Let’s look at some of the pros and cons of each option.
#1. Paying back your student loans
You can use your income to pay back your student loans.
You’ll have to pay interest, and your loan payments can become quite large.
#2. Saving for your future
You’ll get more money and a giant cushion to spend on things you want.
You’ll have to save a lot of money to build a nest egg.
#3. Taking out a loan
You’ll get to spend that money on things you want.
You’ll have to pay interest, and you’ll likely have to pay it off over a more extended period than you would have if you paid back your loans.
Student loan repayment options
I’m not an expert in student loan law, but I did research into the issue before deciding how I wanted to handle my situation.
So, here are my thoughts on whether you should pay back your student loans or not.
If you’ve only got a handful of thousands of dollars in debt, then you might be able to afford to pay back your student loans.
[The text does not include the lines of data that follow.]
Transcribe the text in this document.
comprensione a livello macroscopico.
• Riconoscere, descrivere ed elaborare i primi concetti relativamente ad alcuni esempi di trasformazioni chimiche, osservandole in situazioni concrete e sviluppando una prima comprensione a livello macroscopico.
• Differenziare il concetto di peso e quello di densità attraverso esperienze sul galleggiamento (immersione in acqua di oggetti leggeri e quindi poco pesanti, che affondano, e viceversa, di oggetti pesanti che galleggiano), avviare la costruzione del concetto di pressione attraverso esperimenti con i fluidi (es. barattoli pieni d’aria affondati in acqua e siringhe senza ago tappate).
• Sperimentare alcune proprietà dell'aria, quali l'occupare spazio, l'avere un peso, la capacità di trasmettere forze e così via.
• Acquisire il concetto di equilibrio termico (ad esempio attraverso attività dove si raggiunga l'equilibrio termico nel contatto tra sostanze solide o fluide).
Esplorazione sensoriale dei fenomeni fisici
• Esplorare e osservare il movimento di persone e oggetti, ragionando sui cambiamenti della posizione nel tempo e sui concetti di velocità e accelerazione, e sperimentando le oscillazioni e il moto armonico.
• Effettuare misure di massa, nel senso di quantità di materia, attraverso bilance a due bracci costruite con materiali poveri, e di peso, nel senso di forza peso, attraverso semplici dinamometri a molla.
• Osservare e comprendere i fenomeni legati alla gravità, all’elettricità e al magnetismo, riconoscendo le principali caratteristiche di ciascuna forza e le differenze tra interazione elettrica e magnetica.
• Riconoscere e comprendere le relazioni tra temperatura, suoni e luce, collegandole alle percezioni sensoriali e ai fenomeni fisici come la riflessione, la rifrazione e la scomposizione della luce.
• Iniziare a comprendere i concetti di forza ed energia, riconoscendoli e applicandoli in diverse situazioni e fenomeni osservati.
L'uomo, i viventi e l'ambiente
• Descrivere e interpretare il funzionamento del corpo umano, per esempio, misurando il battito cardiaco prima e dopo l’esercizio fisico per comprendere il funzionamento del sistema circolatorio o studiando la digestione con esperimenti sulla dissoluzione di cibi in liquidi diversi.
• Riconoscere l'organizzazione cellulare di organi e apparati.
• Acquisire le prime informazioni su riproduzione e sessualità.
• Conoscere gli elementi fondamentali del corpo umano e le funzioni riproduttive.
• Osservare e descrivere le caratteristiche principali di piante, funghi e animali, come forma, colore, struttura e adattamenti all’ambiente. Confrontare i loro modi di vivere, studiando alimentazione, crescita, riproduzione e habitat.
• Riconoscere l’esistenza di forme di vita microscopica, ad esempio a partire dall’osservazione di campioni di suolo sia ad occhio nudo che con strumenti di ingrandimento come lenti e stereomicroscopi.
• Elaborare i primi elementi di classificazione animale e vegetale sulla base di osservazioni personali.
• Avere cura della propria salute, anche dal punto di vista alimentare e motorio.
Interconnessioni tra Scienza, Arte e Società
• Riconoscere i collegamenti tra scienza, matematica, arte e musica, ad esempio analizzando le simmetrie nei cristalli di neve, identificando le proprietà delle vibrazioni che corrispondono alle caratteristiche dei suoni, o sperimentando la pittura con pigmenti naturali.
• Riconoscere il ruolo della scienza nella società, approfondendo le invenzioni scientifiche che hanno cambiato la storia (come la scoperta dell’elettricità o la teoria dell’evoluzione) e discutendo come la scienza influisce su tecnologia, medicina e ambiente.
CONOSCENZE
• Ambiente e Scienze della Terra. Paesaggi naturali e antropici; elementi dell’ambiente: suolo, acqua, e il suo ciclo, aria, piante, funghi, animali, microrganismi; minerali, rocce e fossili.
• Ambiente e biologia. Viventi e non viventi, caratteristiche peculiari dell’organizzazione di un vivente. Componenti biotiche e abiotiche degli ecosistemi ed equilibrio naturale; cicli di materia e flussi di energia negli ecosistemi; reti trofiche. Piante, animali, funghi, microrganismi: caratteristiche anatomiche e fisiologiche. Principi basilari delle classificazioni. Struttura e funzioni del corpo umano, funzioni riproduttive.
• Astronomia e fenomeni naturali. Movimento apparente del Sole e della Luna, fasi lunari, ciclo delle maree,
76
You’d have a very low monthly repayment and a much lower interest rate than you would pay if you let the debt build up.
But, the longer you wait to pay back your loans, the worse your credit score will be. Your credit score will go down by nearly 300 points in seven years, so it’s better to pay off your loans sooner than later.
There are also other issues. The federal government can garnish up to 25% of your paycheck if you make $150,000 or more per year.
And you can’t even file for bankruptcy if you’ve got $10,000 or more in outstanding student loan debt.
Frequently asked questions About Student Loans.
Q: If I’m in debt and am working, how can I afford to pay back my student loans?
A: In the first year after graduation, finding a job cannot be easy. You have to start saving and investing now.
Q: How can Imake enough money?
A: One way would be to take out a home equity loan and pay off the student loans.
Q: Why should I pay off my student loans?
A: When you’re older, you may have more interest in going back to school. Also, if you are a homeowner or a home-elect, you’ll probably want to own your home free and clear.
Q: Should I pay off my student loans?
A: This depends on a lot of things. If you are in debt, talk to a professional.
Top Myths About Student Loans
1. You should pay back your student loans as soon as possible
2. You should pay back your student loans when you are employed and when you have a stable job
3. You should pay back your student loans right away
4. If you are behind on your student loans, you will never be able to pay them back
I’m sure you’re asking yourself this question. And if you have student loan debt, you might also be wondering how you should pay back your loans.
There is a correct answer to that question, but it varies from person to person.
There are two main types of student loans: subsidized and unsubsidized.
The first type is called subsidized loans. The government provides this type of loan, and you will only pay interest until you graduate. After graduation, you will be expected to pay back the principal and the goods.
The second type of student loan is called unsubsidized. These loans are available through private lenders. You pay interest throughout your repayment.
The good news is that the government doesn’t collect on these loans. The bad news is that there is a high chance you won’t be able to discharge them into bankruptcy.